Manual de objeciones

Jorge Bethencourt

No en mi turno

Estamos en medio de una interesante polémica, de esas que se suelen dar en los estíos informativos. Un grupo de mujeres tinerfeñas quieren ser esclavas del Cristo de la La Laguna, o sea, entrar en una hermandad de hombres cuya fundación se remonta a la época de Maricastaña. Pero no las dejan. Y lo que es peor, la Justicia ha dicho que la igualdad se aplica en la sociedad civil, pero que en cuestiones religiosas privadas operan reglas esotéricas a donde no llega la mano de los tribunales humanos.

Tal vez estemos en un mundo nuevo, donde los negros reclamen el derecho a ingresar en el Ku Kux Klan, pero a mí me resulta todo muy extraño. No sé qué le podrían decir a un individuo que pretenda ingresar en un convento de las Carmelitas Descalzas. Igual tiene derecho a ponerse las botas —en ese caso las sandalias— pero debido a cierta afición que padezco por el sentido común me parece bastante probable que le cierren la puerta en las napias.

Las religiones, sus totems, sus dioses, sus chamanes y sus ritos, son una parte fascinante de la historia del ser humano. Las respeto, de la misma manera que respeto a los que sienten adoración por John Nieve y la Guardia del Invierno o viven de acuerdo al código Jedi.
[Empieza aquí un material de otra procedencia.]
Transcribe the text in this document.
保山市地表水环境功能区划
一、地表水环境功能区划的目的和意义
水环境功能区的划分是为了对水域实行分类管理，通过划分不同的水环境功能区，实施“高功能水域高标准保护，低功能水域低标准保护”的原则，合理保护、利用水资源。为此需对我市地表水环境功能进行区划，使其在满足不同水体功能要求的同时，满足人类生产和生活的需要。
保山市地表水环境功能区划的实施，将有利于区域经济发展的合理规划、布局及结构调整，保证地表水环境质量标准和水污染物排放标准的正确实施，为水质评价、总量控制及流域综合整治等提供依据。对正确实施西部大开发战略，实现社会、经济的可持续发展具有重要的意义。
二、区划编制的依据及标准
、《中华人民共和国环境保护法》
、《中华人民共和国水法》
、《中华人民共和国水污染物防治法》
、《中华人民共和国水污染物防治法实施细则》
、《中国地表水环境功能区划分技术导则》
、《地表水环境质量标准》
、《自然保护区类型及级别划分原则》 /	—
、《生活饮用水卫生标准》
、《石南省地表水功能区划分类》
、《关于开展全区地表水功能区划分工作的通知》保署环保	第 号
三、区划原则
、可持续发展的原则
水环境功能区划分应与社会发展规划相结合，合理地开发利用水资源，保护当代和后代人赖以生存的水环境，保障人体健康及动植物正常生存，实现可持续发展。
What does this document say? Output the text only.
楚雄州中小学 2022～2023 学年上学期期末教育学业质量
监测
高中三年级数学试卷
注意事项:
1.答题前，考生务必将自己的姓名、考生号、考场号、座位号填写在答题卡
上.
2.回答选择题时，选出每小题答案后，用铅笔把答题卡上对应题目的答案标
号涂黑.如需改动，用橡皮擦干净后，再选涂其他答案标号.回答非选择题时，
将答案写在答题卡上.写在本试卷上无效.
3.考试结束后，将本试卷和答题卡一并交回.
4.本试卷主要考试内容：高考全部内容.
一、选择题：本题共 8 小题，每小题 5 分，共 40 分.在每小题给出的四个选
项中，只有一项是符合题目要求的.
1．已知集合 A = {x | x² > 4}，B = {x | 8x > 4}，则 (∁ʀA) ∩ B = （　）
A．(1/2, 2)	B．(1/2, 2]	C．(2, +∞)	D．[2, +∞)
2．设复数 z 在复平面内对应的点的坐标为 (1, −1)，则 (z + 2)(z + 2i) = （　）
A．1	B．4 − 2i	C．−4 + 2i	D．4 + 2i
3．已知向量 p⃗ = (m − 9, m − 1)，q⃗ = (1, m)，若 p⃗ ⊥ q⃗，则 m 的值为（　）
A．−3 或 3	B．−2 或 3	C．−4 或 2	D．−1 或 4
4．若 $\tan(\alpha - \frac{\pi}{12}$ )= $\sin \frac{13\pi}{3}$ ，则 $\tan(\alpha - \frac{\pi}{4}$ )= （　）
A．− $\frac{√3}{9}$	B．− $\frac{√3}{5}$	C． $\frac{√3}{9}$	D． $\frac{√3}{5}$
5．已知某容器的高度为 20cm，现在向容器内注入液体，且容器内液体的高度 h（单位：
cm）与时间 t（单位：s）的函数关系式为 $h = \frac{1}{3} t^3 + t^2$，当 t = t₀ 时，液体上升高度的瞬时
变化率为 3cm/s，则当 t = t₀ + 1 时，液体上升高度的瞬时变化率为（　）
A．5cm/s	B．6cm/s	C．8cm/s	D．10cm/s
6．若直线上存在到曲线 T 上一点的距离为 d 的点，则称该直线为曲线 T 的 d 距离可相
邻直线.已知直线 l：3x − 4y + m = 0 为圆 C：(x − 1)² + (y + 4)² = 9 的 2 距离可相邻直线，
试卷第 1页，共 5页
Soy capaz de aguantarles la tostada a condición de que no pretendan convertirse en un grupo de presión para influir en las normas civiles que rigen nuestra sociedad. Esas que sí me obligan a mí.

Cuestiones como el derecho al aborto, el divorcio, la clonación o el trasplante de órganos —o incluso la transfusión sanguínea— son materias en las que algunas religiones quieren meter la cuchara. Y de hecho, la meten. Quieren “salvar” del infierno incluso a los que no queremos ser salvados, porque hemos pensado, desde siempre, que el infierno somos nosotros mismos.

La Iglesia Católica impide que las mujeres sean sacerdotisas. O como se dijera. Y es así desde que se fundó el club. Son sus reglas. Y creo que no tenemos derecho a imponerles las nuestras, porque ellos viven de acuerdo a su fantasía de ángeles y demonios. A lo que sí tenemos todo el derecho del mundo es a que esas creencias no se infundan involuntariamente en la educación de los ciudadanos del siglo XXI. A que no se adoctrine a generaciones enteras de jóvenes —como la mía— en la cultura del pecado y en la ficción de otra vida imaginaria. Y, sobre todo y por encima de todo, a no darle ni un duro de mis impuestos sin mi permiso. Porque para lo que pagamos los ciudadanos del Estado es para sostener los servicios públicos esenciales.

Los ángeles y los demonios que se paguen las plumas y los cuernos de su propio bolsillo.